Incriminato per omicidio, sequestro di persona, riduzione in schiavitù, stupro, coercizione e incesto nei confronti della figlia Elisabeth, tenuta imprigionata per ventiquattro anni nel seminterrato della sua abitazione, Josef Fritzl è il testo e già il declino dell’idea di male, della ferinità che accade quando scivoliamo nella perdita del controllo. È il sentimento dell’inguardabile, dell’insondabile, del non archiviabile. È l’anteprima dell’orrore nel gioco notturno del piacere.
Ma questa storia è anche un piano increspato da infinite scalfitture, segni come segni di detriti, cumuli di macerie che si spingono contro le nostre vite fino a domandarci se il male radicale possa essere avvolto dal perdono o solo da un senso di disperata impotenza.
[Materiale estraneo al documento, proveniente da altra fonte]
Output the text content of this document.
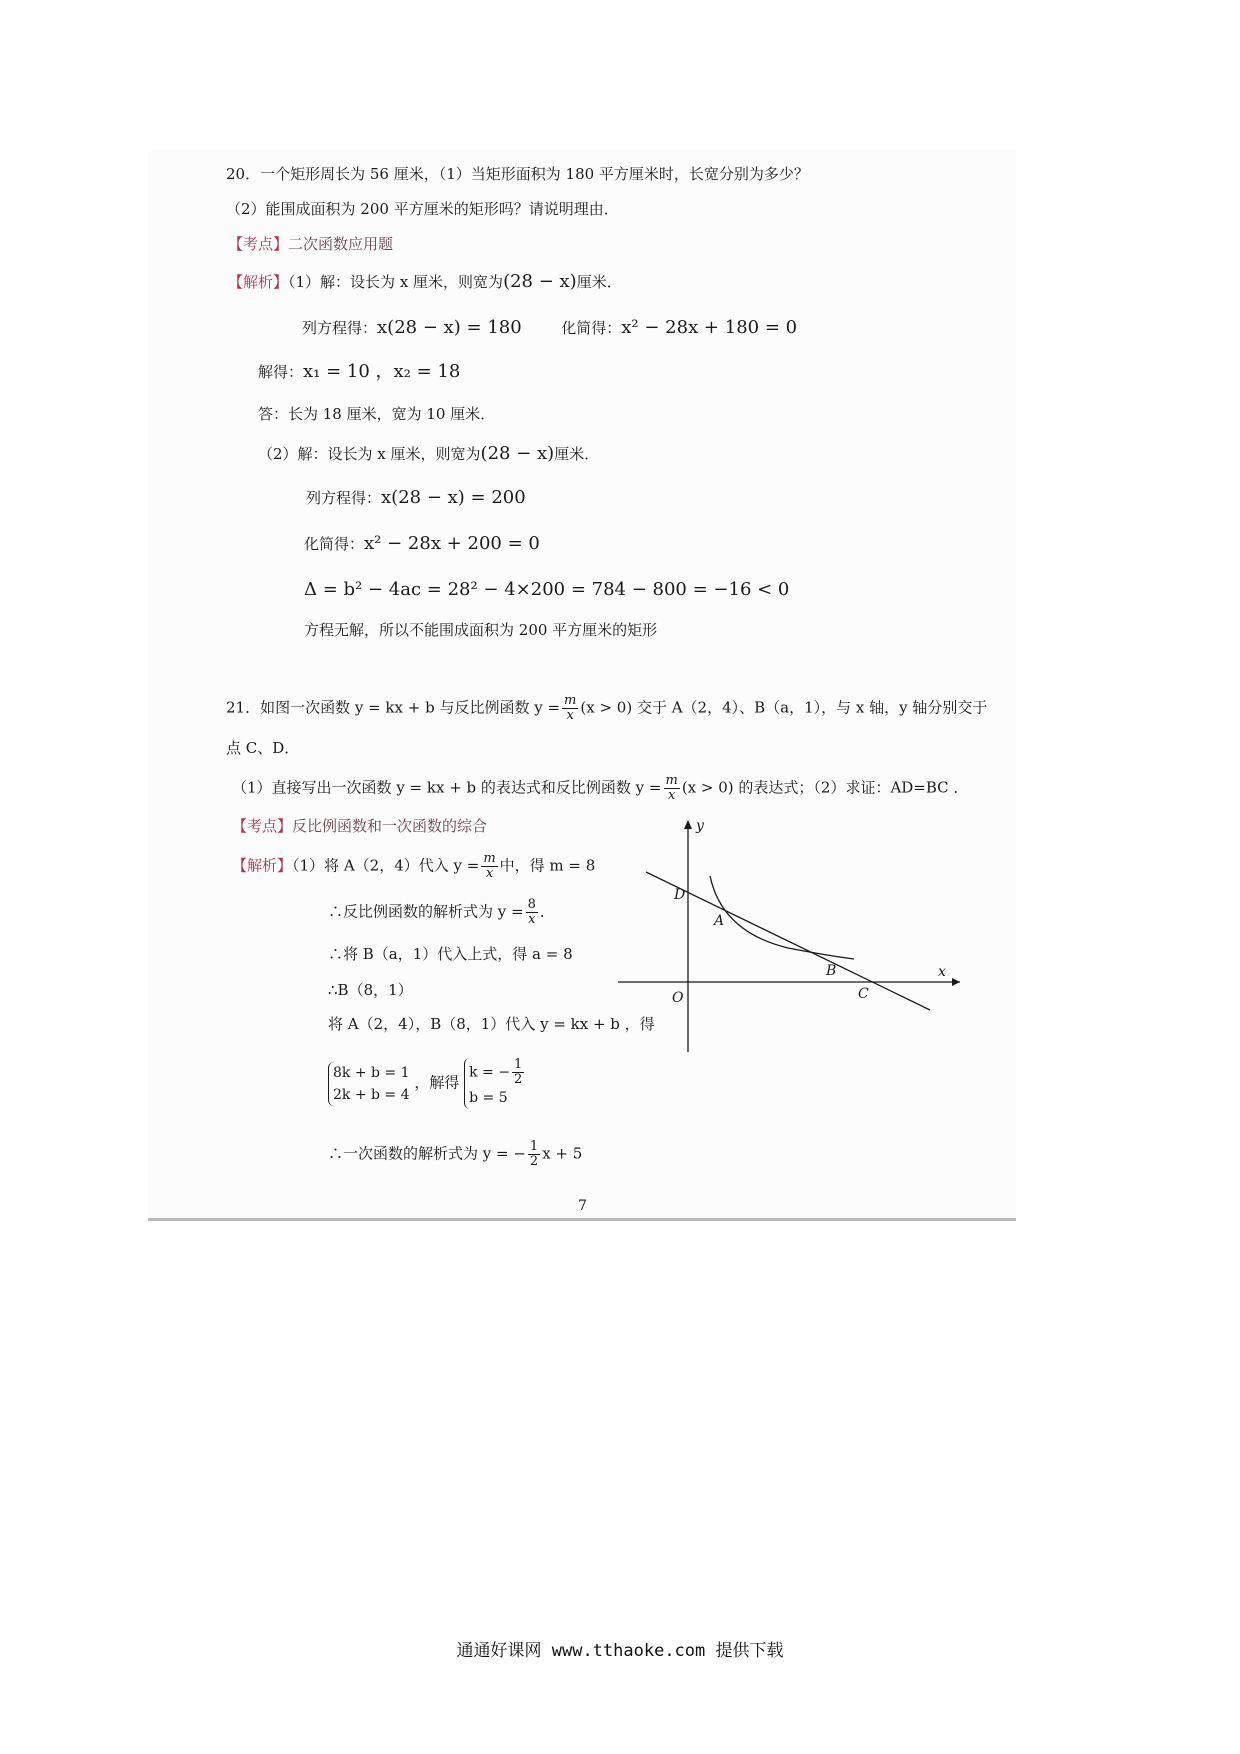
20．一个矩形周长为 56 厘米，（1）当矩形面积为 180 平方厘米时，长宽分别为多少？
（2）能围成面积为 200 平方厘米的矩形吗？请说明理由．
【考点】二次函数应用题
【解析】（1）解：设长为 x 厘米，则宽为(28 − x)厘米．
列方程得：x(28 − x) = 180	化简得：x² − 28x + 180 = 0
解得：x₁ = 10 ，x₂ = 18
答：长为 18 厘米，宽为 10 厘米．
（2）解：设长为 x 厘米，则宽为(28 − x)厘米．
列方程得：x(28 − x) = 200
化简得：x² − 28x + 200 = 0
Δ = b² − 4ac = 28² − 4×200 = 784 − 800 = −16 < 0
方程无解，所以不能围成面积为 200 平方厘米的矩形
21．如图一次函数 y = kx + b 与反比例函数 $y = \frac{m}{x} (x > 0)$ 交于 A（2，4）、B（a，1），与 x 轴，y 轴分别交于
点 C、D．
（1）直接写出一次函数 y = kx + b 的表达式和反比例函数 $y = \frac{m}{x} (x > 0)$ 的表达式；（2）求证：AD=BC ．
【考点】反比例函数和一次函数的综合
【解析】（1）将 A（2，4）代入 $y = \frac{m}{x}$ 中，得 m = 8
∴反比例函数的解析式为 $y = \frac{8}{x}$ ．
∴将 B（a，1）代入上式，得 a = 8
∴B（8，1）
将 A（2，4），B（8，1）代入 y = kx + b ，得
8k + b = 1
2k + b = 4 ，解得 k = − $\frac{1}{2}$

b = 5
∴一次函数的解析式为 y = − $\frac{1}{2}$ x + 5
x
y
O
A
B
C
D
7
通通好课网 www.tthaoke.com 提供下载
O ancora, aumentando la profondità dello scavo: dove il perdono è impossibile, è l’espiazione che si impone o tutto ormai è semplice materia decolorata, un declivio lento e dolce nell’indecente?
Il 24 agosto 1984, i coniugi Rosemarie e Josef Fritzl denunciarono la fuga della figlia diciottenne Elisabeth che aveva lasciato Amstetten, una città della Bassa Austria, a seguito di una setta religiosa. Si tratterebbe quindi di una partenza volontaria, la seconda della ragazza che due anni prima aveva tentato di scappare da casa prima di essere riconsegnata alla famiglia dalle forze dell’ordine. In quel giorno del 1984, però, come si scoprirà in seguito, Elisabeth non si era affatto trasferita da casa ma, suo malgrado, era stata rinchiusa in cantina dal padre Josef. La ragazza racconta poi di aver tentato di scappare di casa, poco prima del rapimento, e di aver chiesto aiuto alla polizia raccontando loro i primi abusi subiti dal genitore. Non essendo creduta, le sue dichiarazioni sono cadute nel vuoto e lei è stata riaffidata alla famiglia. A seguito di quest’ultimo episodio, il padre ha deciso di isolarla tenendola nascosta al mondo per 24 anni.